Das kann der am 21. Oktober erschienene Freundin-Ableger my harmony besser: Das sogenannte "Mindstyle"-Heft ist ein optischer Genuss, wenn man es so betont niedlich mag: das Cover rosa, Seiten mit Blüten bedruckt, Porträts mit Goldrahmen verziert, herausnehmbare Postkarten und Notizzettel hübsch gestaltet, trotz allem nicht kitschig. Klamotten werden nicht beworben, sondern Teekannen, für 18 bis 90 Euro, aber sogar die sind richtig originell.

Fehlenden Geschmack kann man my harmony also nicht vorwerfen, eher Inhaltsleere. Die größeren Lesestücke handeln davon, dass es in der Arbeit jetzt wieder weniger an Engagement sein dürfe, in der Gesellschaft dafür mehr an Wir-Gefühl. Hat man alles schon mal gelesen.

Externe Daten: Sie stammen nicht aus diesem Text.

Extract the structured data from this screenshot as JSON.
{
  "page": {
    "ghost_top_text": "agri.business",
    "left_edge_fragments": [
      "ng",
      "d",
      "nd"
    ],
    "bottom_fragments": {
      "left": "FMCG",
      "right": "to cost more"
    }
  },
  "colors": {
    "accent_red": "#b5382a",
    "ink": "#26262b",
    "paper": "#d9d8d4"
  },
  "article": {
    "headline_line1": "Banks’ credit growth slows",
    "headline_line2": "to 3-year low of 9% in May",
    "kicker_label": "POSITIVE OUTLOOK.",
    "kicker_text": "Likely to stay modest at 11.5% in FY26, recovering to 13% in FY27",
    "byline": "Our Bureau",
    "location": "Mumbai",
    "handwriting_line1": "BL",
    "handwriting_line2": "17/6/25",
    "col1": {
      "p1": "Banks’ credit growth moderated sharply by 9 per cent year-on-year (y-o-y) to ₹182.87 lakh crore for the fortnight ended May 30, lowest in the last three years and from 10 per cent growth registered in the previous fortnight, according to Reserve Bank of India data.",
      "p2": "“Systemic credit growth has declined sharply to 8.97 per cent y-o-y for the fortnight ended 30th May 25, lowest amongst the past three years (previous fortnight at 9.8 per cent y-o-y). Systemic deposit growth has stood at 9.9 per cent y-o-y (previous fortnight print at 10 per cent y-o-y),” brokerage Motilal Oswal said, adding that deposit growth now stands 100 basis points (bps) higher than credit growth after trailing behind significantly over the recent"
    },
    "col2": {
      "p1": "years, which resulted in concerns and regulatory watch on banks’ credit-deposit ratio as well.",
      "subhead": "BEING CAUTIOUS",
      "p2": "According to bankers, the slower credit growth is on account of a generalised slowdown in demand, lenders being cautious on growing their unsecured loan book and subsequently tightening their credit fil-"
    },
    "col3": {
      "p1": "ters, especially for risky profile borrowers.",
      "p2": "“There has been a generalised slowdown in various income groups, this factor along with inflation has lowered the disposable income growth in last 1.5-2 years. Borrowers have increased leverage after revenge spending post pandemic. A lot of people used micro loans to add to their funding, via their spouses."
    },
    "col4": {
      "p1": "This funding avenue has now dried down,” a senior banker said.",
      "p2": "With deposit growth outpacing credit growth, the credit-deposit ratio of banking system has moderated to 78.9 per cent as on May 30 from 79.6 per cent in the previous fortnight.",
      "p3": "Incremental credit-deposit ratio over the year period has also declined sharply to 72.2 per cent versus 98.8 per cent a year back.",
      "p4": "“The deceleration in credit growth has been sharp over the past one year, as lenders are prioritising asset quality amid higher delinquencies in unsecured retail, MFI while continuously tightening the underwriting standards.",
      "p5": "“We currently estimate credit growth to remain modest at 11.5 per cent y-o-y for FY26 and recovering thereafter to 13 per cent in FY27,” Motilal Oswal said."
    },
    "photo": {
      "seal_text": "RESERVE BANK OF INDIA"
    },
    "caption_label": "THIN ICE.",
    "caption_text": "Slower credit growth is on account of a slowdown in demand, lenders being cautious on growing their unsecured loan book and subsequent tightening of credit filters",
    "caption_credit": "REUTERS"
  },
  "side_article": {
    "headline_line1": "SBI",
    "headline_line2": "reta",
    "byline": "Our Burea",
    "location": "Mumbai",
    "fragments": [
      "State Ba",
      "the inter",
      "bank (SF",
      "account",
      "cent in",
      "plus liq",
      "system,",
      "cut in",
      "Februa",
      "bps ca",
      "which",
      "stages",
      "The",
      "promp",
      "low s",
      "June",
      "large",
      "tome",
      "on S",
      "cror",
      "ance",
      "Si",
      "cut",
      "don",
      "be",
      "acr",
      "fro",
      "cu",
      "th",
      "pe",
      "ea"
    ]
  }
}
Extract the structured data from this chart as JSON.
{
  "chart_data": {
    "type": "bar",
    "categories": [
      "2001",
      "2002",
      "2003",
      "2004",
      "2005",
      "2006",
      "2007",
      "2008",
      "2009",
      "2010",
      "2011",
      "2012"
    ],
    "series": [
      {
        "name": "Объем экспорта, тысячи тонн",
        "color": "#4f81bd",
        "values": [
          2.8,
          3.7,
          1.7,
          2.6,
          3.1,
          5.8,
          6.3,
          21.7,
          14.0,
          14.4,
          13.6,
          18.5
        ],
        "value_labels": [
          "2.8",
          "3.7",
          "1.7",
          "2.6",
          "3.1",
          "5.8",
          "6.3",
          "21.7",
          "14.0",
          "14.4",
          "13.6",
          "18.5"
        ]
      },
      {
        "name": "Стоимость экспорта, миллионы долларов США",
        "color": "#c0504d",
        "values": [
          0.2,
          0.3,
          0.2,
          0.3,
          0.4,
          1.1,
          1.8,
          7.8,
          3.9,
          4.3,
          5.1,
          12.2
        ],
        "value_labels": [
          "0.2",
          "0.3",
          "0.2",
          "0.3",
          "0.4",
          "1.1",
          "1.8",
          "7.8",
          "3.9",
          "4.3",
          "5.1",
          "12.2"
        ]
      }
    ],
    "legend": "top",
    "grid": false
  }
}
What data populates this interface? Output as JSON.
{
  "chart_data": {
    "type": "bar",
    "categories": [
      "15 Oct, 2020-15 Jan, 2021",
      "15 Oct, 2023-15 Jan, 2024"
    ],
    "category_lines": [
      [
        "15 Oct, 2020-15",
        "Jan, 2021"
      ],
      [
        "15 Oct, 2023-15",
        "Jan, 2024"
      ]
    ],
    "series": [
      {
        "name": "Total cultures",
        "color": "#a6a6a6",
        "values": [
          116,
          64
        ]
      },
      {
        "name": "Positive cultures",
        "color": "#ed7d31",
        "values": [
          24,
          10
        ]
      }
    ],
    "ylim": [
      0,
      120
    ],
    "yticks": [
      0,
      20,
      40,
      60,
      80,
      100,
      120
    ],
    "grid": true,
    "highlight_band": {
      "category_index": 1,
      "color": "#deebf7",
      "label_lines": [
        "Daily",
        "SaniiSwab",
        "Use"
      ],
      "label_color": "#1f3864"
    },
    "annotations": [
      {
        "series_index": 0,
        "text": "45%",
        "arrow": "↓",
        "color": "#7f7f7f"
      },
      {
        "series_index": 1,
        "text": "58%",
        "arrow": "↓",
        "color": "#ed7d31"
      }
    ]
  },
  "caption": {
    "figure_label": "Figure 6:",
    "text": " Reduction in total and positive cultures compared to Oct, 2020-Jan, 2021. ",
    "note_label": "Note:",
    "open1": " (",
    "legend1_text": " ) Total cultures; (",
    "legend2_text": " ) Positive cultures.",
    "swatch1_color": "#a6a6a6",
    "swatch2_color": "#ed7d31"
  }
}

In diesem Punkt treffen sich beide Neuerscheinungen wieder inhaltlich und zeigen: Es ist bei Medienmachern angekommen, dass nach den Ego-80ern, den kühlen 90ern und dem digitalen Wandel im neuen Jahrtausend eine neue Sehnsucht nach Werten entstanden ist, die mit Erdung, Sinnsuche und Weltverbesserungsgedanken zu tun haben. Nach der Wellness-Welle für den Körper sind Geist und Gefühle dran. Gar so kuschelig wie in diesen Magazinen muss der Eskapismus aber nicht verpackt sein.